Imagem: Google
Sobreveio
a seca de 1898. Só se vendo. Como que o céu se conflagrara e pegara fogo no
sertão funesto.
Os
raios de sol pareciam labaredas soltas ateando a combustão total. Um painel
infernal. Um incêndio estranho que ardia de cima para baixo. Nuvens vermelhas
como chamas que voassem.
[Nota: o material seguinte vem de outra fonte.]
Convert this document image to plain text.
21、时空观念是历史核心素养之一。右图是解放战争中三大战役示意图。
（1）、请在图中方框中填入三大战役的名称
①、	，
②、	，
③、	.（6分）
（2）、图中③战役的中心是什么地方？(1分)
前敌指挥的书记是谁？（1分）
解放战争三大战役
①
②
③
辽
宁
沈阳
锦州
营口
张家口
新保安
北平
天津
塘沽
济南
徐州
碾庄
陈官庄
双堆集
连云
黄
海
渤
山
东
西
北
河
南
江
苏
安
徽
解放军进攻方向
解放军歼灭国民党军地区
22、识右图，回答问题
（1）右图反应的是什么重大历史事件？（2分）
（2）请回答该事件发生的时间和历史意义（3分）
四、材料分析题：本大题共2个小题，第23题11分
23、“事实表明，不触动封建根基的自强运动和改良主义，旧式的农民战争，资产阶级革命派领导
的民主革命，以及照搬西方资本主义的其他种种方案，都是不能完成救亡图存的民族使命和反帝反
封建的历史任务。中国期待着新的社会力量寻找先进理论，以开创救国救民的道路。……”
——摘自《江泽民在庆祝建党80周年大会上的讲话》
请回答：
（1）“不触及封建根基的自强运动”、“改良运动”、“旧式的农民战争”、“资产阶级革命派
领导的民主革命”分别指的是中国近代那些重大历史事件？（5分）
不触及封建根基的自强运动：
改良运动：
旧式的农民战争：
Uma ironia de ouro sobre azul.
O
sol que era para dar o beijo de fecundidade dava um beijo da morte longo,
cáustico, como um cautério monstruoso.
A
poeira levantava e parecia ouro em pó.
Os
ocasos congestos entravam pelas trevas em nódoas sanguíneas. Sobras fervidas. Como
um cinzeiro em brasas. Noites tostadas.
Um
derrame de luz exaltava que parecia o
sol fulminante derretido nos seus ardores.
Ventava.
Não era o vento pontual da boca da noite todo sujo de pó como uma criança
traquina. Era um sopro do inferno que, alteando-se, parecia querer rasgar as
nuvens para acender a fogueira.
A
flor desfalecia.
Durante
um ano a fio, uma gota d’água que fosse não refrescara a queimadura dos campos.
Depois,
não se via um pássaro: só voavam muito alto as folhas secas.
Bem.
Um passarinho estava sob a última folha da umburana, como debaixo de um
guarda-sol. Caiu a folha e o passarinho abriu o bico e também caiu, com as asas
abertas.
O
panasco pulverizava-se; girava com a poeira chamejante.
Até
onde dava a vista se achatava a paisagem cinérea. A desolação da mesma cor.
A
capoeira esquelética levantava os garranchos, como dedos crispados. E dançava,
à força, nessa tragédia, como o bochorno fogoso.
A
caatinga formava um aranhol.
Como
era feia a natureza resseca na sua nudez de pau e pedra!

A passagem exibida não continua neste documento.